On Dec. 29, the federal program to extend unemployment insurance benefits will end, unless Congress votes to renew it once again. Federal lawmakers have passed 10 such extensions since 2008, but the financial and social costs of paying people not to work are too high to justify extending the program indefinitely. Congress should go back to the 26-week limit that prevailed before the recession — but do so humanely, by giving a single, sizeable lump-sum payment to those whose benefits run out in December.
Unemployment insurance has two upsides. The main one is that people who are laid off suffer a little less, which also makes people who still have jobs feel more secure. A secondary advantage, widely touted at the low point of the recession, is that unemployment insurance gives cash-strapped people some extra money that they quickly spend — which in turn helps boost consumer spending and economic activity.
Yet these benefits involve significant costs; the most obvious one is that taxpayers foot the bill. Between 2008 and 2010, unemployment insurance spending swelled from $43 billion to $157 billion. More important, though, may be the secondary cost — the incentive that extending unemployment insurance creates to spend years out of work. Since benefits cease when you take a job, unemployment insurance essentially bribes people not to work.
The most famous paper documenting this fact was written by economist Bruce Meyer 20 years ago, who found that unemployment insurance recipients are three times more likely to get a job when their benefits are about to run out. Extending unemployment insurance always ran the risk of inducing long-run unemployment, which is particularly harmful if joblessness becomes a permanent lifestyle, as it has for many people in some European nations.
When the Great Recession hit, many policy makers thought that most unemployed workers couldn’t find jobs, no matter how hard they tried; many news outlets highlighted the plight of workers who applied unsuccessfully for dozens of jobs. Under these conditions, the argument went, unemployment insurance extensions would do little to encourage people to stay unemployed longer.
But unemployment insurance, according to one recent paper using German data, has about the same effect in good times and bad — a relatively moderate increase in the length of spells of non-employment.
In June 2008, there were 1.6 million Americans who had been unemployed for more than 27 weeks. As the recession deepened and unemployment insurance durations lengthened, the number of long-term unemployed grew to 6.7 million by April 2010. That figure more than doubles the previous recorded high of 2.9 million long-run unemployed reached in 1983. Today, despite the recovery, the number of long-term unemployed remains over 5 million.
Economists disagree about exactly how much unemployment insurance extensions have contributed to this situation. My Harvard colleague Robert Barro has argued that “dramatic expansion of unemployment-insurance eligibility to 99 weeks is almost surely the culprit.” Berkeley’s Jesse Rothstein uses the state-level differences in unemployment insurance policies to assess this view and finds that “unemployment insurance benefit extensions raised the unemployment rate in early 2011 by only about 0.1 to 0.5 percentage points.” It does seem clear that the benefit extensions have kept at least some people from finding new work.

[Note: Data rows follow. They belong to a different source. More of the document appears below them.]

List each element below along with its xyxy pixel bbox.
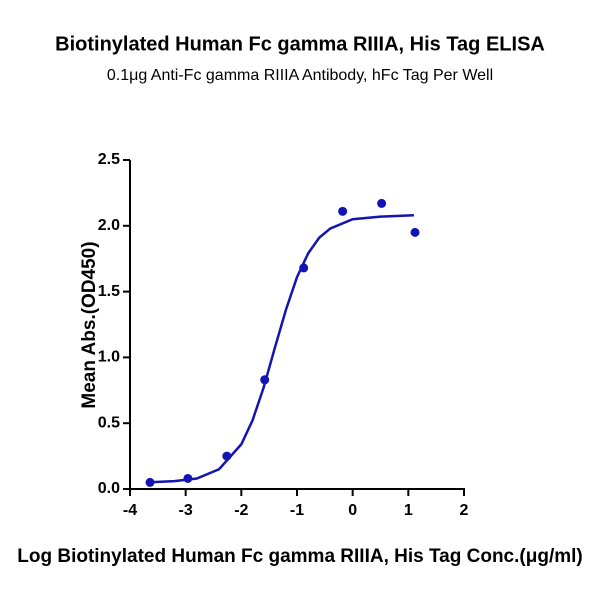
y-tick-label: 1.0 [98,349,120,366]
x-tick-label: -4 [123,502,137,519]
x-tick-label: 2 [460,502,469,519]
x-tick-label: 0 [348,502,357,519]
fit-curve [146,214,414,484]
chart-title: Biotinylated Human Fc gamma RIIIA, His T… [55,33,545,55]
chart-subtitle: 0.1μg Anti-Fc gamma RIIIA Antibody, hFc … [107,67,493,84]
y-tick-label: 0.5 [98,414,120,431]
data-point [377,198,387,208]
x-tick-label: -2 [234,502,248,519]
y-tick-label: 2.5 [98,151,120,168]
data-point [410,227,420,237]
x-tick-label: -1 [290,502,304,519]
y-tick-label: 0.0 [98,480,120,497]
data-point [338,206,348,216]
x-tick-label: -3 [179,502,193,519]
y-tick-label: 1.5 [98,283,120,300]
y-tick-label: 2.0 [98,217,120,234]
y-axis-label: Mean Abs.(OD450) [79,241,100,408]
x-axis-label: Log Biotinylated Human Fc gamma RIIIA, H… [17,546,582,567]
x-tick-label: 1 [404,502,413,519]
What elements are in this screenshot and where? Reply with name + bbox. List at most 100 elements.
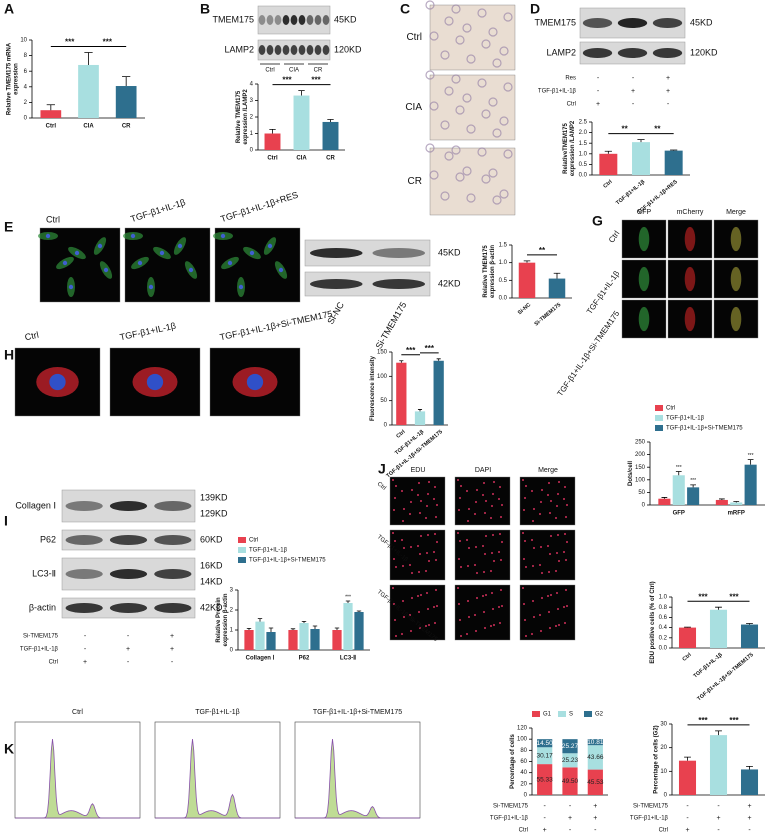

Congress now seems to face two bad options: extending unemployment insurance, which would increase the government’s fiscal problems and keep the perverse incentives that encourage long-run unemployment; or not renewing the unemployment insurance extension, which will create hardship for millions of unemployed workers and their families. But there is a middle ground.
Instead of renewing the unemployment insurance extensions or, at the other extreme, letting benefits cease abruptly, Congress can end the extension while also providing workers who will lose their benefits with a severance payment — perhaps equal to three months of coverage. Workers will get this payment whether they find jobs or not. The package could be structured as a one-time payout, which would lower administrative costs and encourage holiday spending, or as continuation of unemployment insurance payments, which are paid whether the beneficiary gets a job or not.
A flat payment can aid the unemployed this winter without encouraging long-run joblessness. Nothing is more important that getting people back to work. We should adjust any policy, like the continuing series of unemployment insurance extensions, that works against that aim.
Edward L. Glaeser, an economist at Harvard, is the director of the Rappaport Institute for Greater Boston.